As I said, agression isnt the main issue, water levels are. What you are doing is not optimal for the fish.


----------



## Jgray152 (Jan 16, 2007)

What do you mean water levels? Water Conditions?

They sit in the same range as Mbunas

PH 7-8.5
Hardness: Mild Hard to very hard
Temp 77-82

Where am I doing something wrong?


----------



## Gourami Swami (Jul 4, 2006)

It will be fine, I dont really think your doing something wrong. Im just saying that idealistically, the mbuna like pH about 8-12 points higher than CA's, who like it around 7. You should be fine if you arent overstocked.


----------



## Jgray152 (Jan 16, 2007)

Well so lets say a ph of 7.6-7.8 is healthy for them since that is within their range and Mbunas.  I believe thats also where my PH is at.

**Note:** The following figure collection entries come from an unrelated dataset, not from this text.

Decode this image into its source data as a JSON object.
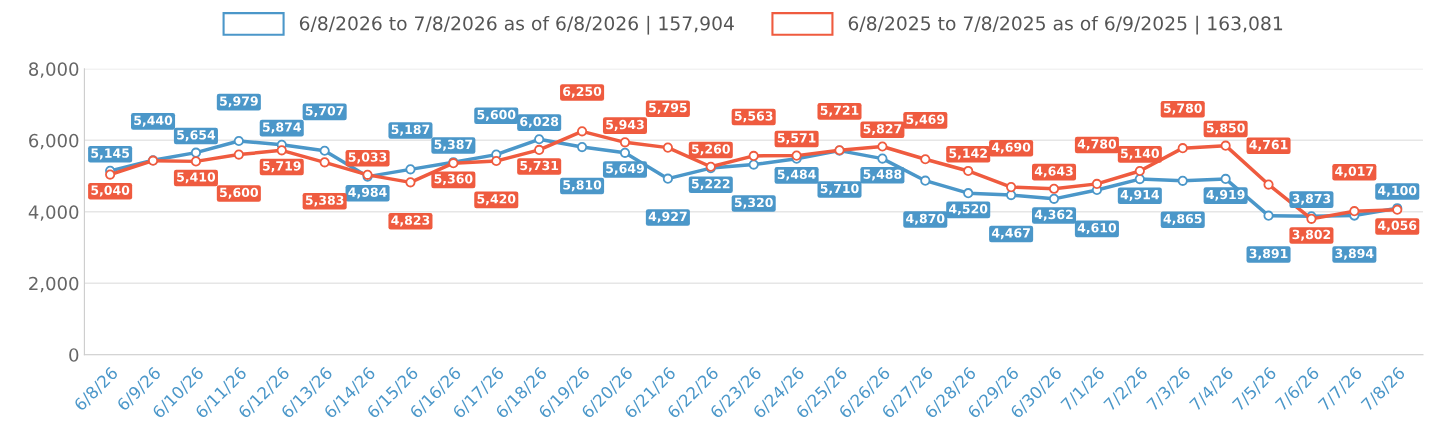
{
  "chart_data": {
    "type": "line",
    "categories": [
      "6/8/26",
      "6/9/26",
      "6/10/26",
      "6/11/26",
      "6/12/26",
      "6/13/26",
      "6/14/26",
      "6/15/26",
      "6/16/26",
      "6/17/26",
      "6/18/26",
      "6/19/26",
      "6/20/26",
      "6/21/26",
      "6/22/26",
      "6/23/26",
      "6/24/26",
      "6/25/26",
      "6/26/26",
      "6/27/26",
      "6/28/26",
      "6/29/26",
      "6/30/26",
      "7/1/26",
      "7/2/26",
      "7/3/26",
      "7/4/26",
      "7/5/26",
      "7/6/26",
      "7/7/26",
      "7/8/26"
    ],
    "series": [
      {
        "name": "6/8/2026 to 7/8/2026 as of 6/8/2026 | 157,904",
        "color": "#4b97c9",
        "values": [
          5145,
          5440,
          5654,
          5979,
          5874,
          5707,
          4984,
          5187,
          5387,
          5600,
          6028,
          5810,
          5649,
          4927,
          5222,
          5320,
          5484,
          5710,
          5488,
          4870,
          4520,
          4467,
          4362,
          4610,
          4914,
          4865,
          4919,
          3891,
          3873,
          3894,
          4100
        ],
        "value_labels": [
          "5,145",
          "5,440",
          "5,654",
          "5,979",
          "5,874",
          "5,707",
          "4,984",
          "5,187",
          "5,387",
          "5,600",
          "6,028",
          "5,810",
          "5,649",
          "4,927",
          "5,222",
          "5,320",
          "5,484",
          "5,710",
          "5,488",
          "4,870",
          "4,520",
          "4,467",
          "4,362",
          "4,610",
          "4,914",
          "4,865",
          "4,919",
          "3,891",
          "3,873",
          "3,894",
          "4,100"
        ]
      },
      {
        "name": "6/8/2025 to 7/8/2025 as of 6/9/2025 | 163,081",
        "color": "#ef5b3f",
        "values": [
          5040,
          5430,
          5410,
          5600,
          5719,
          5383,
          5033,
          4823,
          5360,
          5420,
          5731,
          6250,
          5943,
          5795,
          5260,
          5563,
          5571,
          5721,
          5827,
          5469,
          5142,
          4690,
          4643,
          4780,
          5140,
          5780,
          5850,
          4761,
          3802,
          4017,
          4056
        ],
        "value_labels": [
          "5,040",
          null,
          "5,410",
          "5,600",
          "5,719",
          "5,383",
          "5,033",
          "4,823",
          "5,360",
          "5,420",
          "5,731",
          "6,250",
          "5,943",
          "5,795",
          "5,260",
          "5,563",
          "5,571",
          "5,721",
          "5,827",
          "5,469",
          "5,142",
          "4,690",
          "4,643",
          "4,780",
          "5,140",
          "5,780",
          "5,850",
          "4,761",
          "3,802",
          "4,017",
          "4,056"
        ]
      }
    ],
    "ylim": [
      0,
      8000
    ],
    "yticks": [
      {
        "value": 0,
        "label": "0"
      },
      {
        "value": 2000,
        "label": "2,000"
      },
      {
        "value": 4000,
        "label": "4,000"
      },
      {
        "value": 6000,
        "label": "6,000"
      },
      {
        "value": 8000,
        "label": "8,000"
      }
    ],
    "grid": "y",
    "legend": "top",
    "marker": "circle",
    "line_style": "solid"
  }
}
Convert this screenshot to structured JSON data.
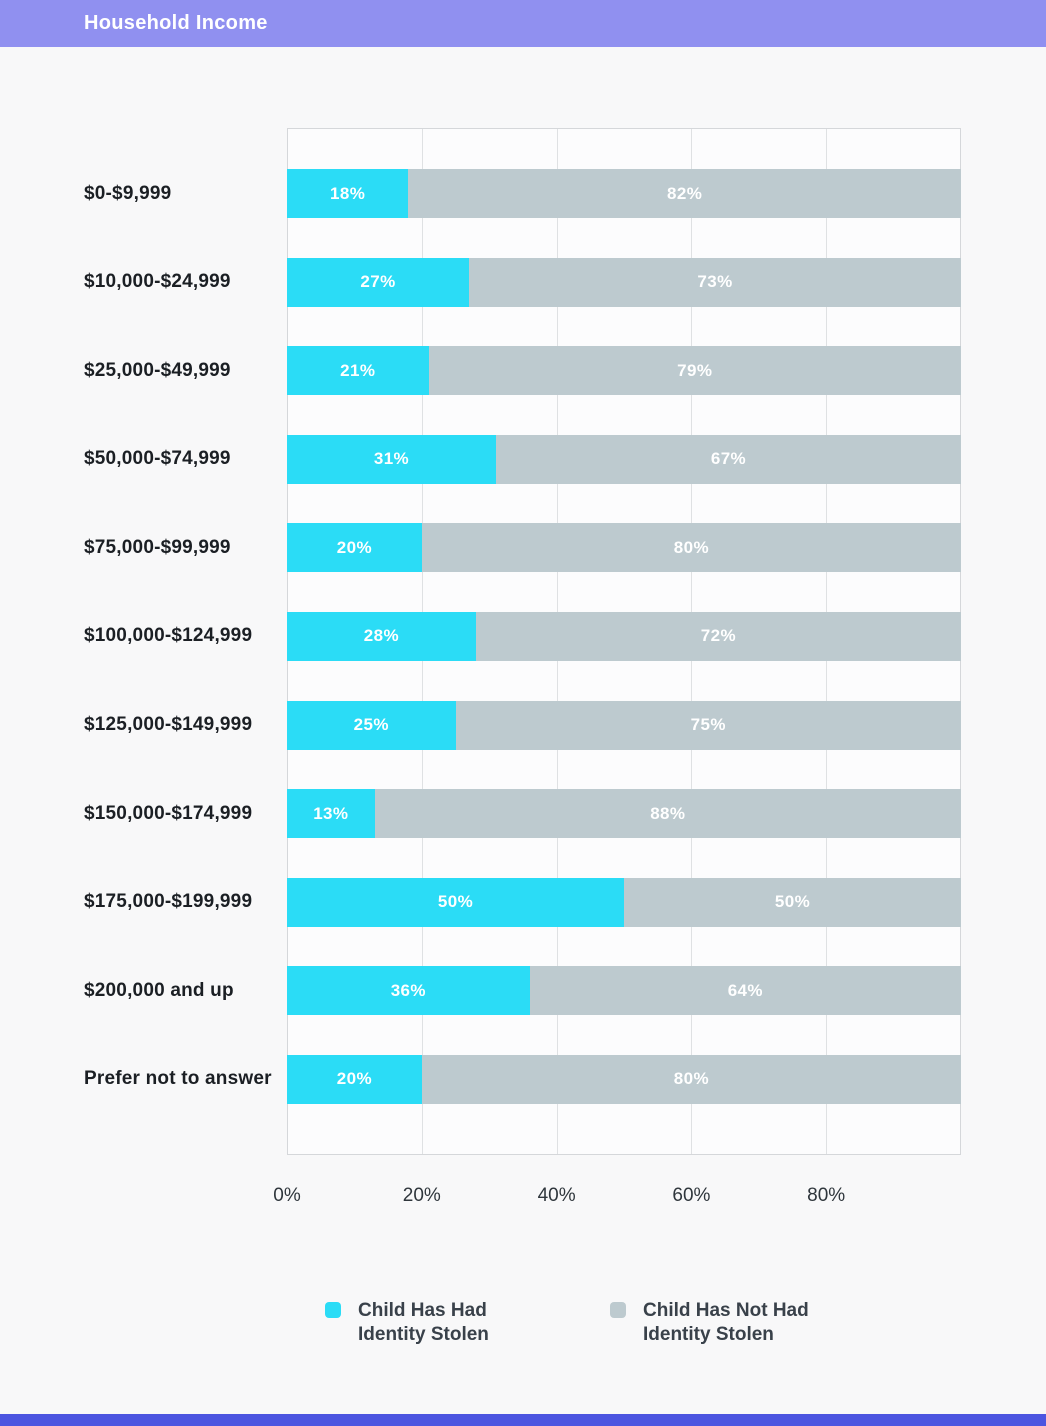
{
  "header": {
    "title": "Household Income",
    "bg_color": "#9090F0"
  },
  "chart_data": {
    "type": "bar",
    "variant": "horizontal-stacked-percent",
    "title": "Household Income",
    "categories": [
      "$0-$9,999",
      "$10,000-$24,999",
      "$25,000-$49,999",
      "$50,000-$74,999",
      "$75,000-$99,999",
      "$100,000-$124,999",
      "$125,000-$149,999",
      "$150,000-$174,999",
      "$175,000-$199,999",
      "$200,000 and up",
      "Prefer not to answer"
    ],
    "series": [
      {
        "name": "Child Has Had Identity Stolen",
        "color": "#2BDCF6",
        "values": [
          18,
          27,
          21,
          31,
          20,
          28,
          25,
          13,
          50,
          36,
          20
        ],
        "labels": [
          "18%",
          "27%",
          "21%",
          "31%",
          "20%",
          "28%",
          "25%",
          "13%",
          "50%",
          "36%",
          "20%"
        ]
      },
      {
        "name": "Child Has Not Had Identity Stolen",
        "color": "#BDCACF",
        "values": [
          82,
          73,
          79,
          67,
          80,
          72,
          75,
          88,
          50,
          64,
          80
        ],
        "labels": [
          "82%",
          "73%",
          "79%",
          "67%",
          "80%",
          "72%",
          "75%",
          "88%",
          "50%",
          "64%",
          "80%"
        ]
      }
    ],
    "x_ticks": [
      "0%",
      "20%",
      "40%",
      "60%",
      "80%"
    ],
    "x_tick_positions_pct": [
      0,
      20,
      40,
      60,
      80
    ],
    "xlim": [
      0,
      100
    ],
    "grid": "vertical lines every 20%",
    "legend_position": "bottom"
  },
  "legend": {
    "items": [
      {
        "label_lines": [
          "Child Has Had",
          "Identity Stolen"
        ],
        "color": "#2BDCF6"
      },
      {
        "label_lines": [
          "Child Has Not Had",
          "Identity Stolen"
        ],
        "color": "#BDCACF"
      }
    ]
  },
  "footer": {
    "accent_color": "#4C55E0"
  }
}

My hardness is unknown but I will get a test kit for that in the future.

SO why don't we rule out the "you shouldn't or can't" mix JDs or atleast some new world cichlids with mbunas. I believe there are some new world cichlids that require different water conditions then the JD so maybe those you shouldn't mix.


----------



## Jgray152 (Jan 16, 2007)

Well to reword my post from above I suppose you can't rule out the "you can't mix" new with africans since a lot of them require different water conditions. 

I relized what I said wasn't the right thing to say


----------



## Gump (Aug 2, 2006)

Again im with GS on this one. The combos that cichlid man brought up are a little out of control. 

"Possible stocking lists in 6 foot tanks:

25 mbuna, 25 pea****************s, 25 convicts, 25 lamprologus OR

10 medium sized haps, 10 firemouths, 10 rainbow cichlids OR 

5 green terrors, 5 frontosas, 5 malawi eye biters OR

pair of red devils, pair of jags"

I see none of these working after the cichlids hit sexual maturity. Unless by 6' tank you mean 6x6 or 6x4 then we might be okay.

If i were you myprettyfish, I would set your tank up for centra/SA and as long as you water is clean and you offer quality food your africans should keep there bright colors.

In most cases American cichlids will out do africans but a lot of people forget that tilapia buttikoferi are africans and are considered to be one of the most aggressive cichlids.Also 5 star generals are pretty bad when they hit sexual maturity.


----------



## Gourami Swami (Jul 4, 2006)

You CAN mix some, but its not technically the best thing to do based on water temperatures and aggression levels (with exceptions)


----------



## Jgray152 (Jan 16, 2007)

^ Water temps are the same as Mbunas for pretty much all New World cichlids. PH levels very a lot. JDs happen to live in the ranges the Mbunas are in. I saw a few others too but I think most New World cichlids like ph of 7 like you were saying.


----------



## Jgray152 (Jan 16, 2007)

also, what is up with the (*) in the fish type for 
pea****************s

I see it like that all the time. Why?


----------



## Gump (Aug 2, 2006)

That is a content filter. if you type a bad word or one the site things is bad it will *** it out.


----------



## leon (Mar 9, 2013)

hi sorry to bust in as you are alredy talking about wot mix here is mine in my tank ime new here so be gentle with me just a question for now. wot about malawis and plecs. there are 12 cics and two plecs just bought them in a 5x2x2 550 ltr i think again sorry to but in


----------



## emc7 (Jul 23, 2005)

Pleco lovers hate it. But a lot of mbuna keeper do it. The african cichlids tend to leave plecoes alone. Whereas fish from the same side of the world pay them more attention. I had a pair of angels deliberately kill a pleco they saw as a threat to their eggs.


----------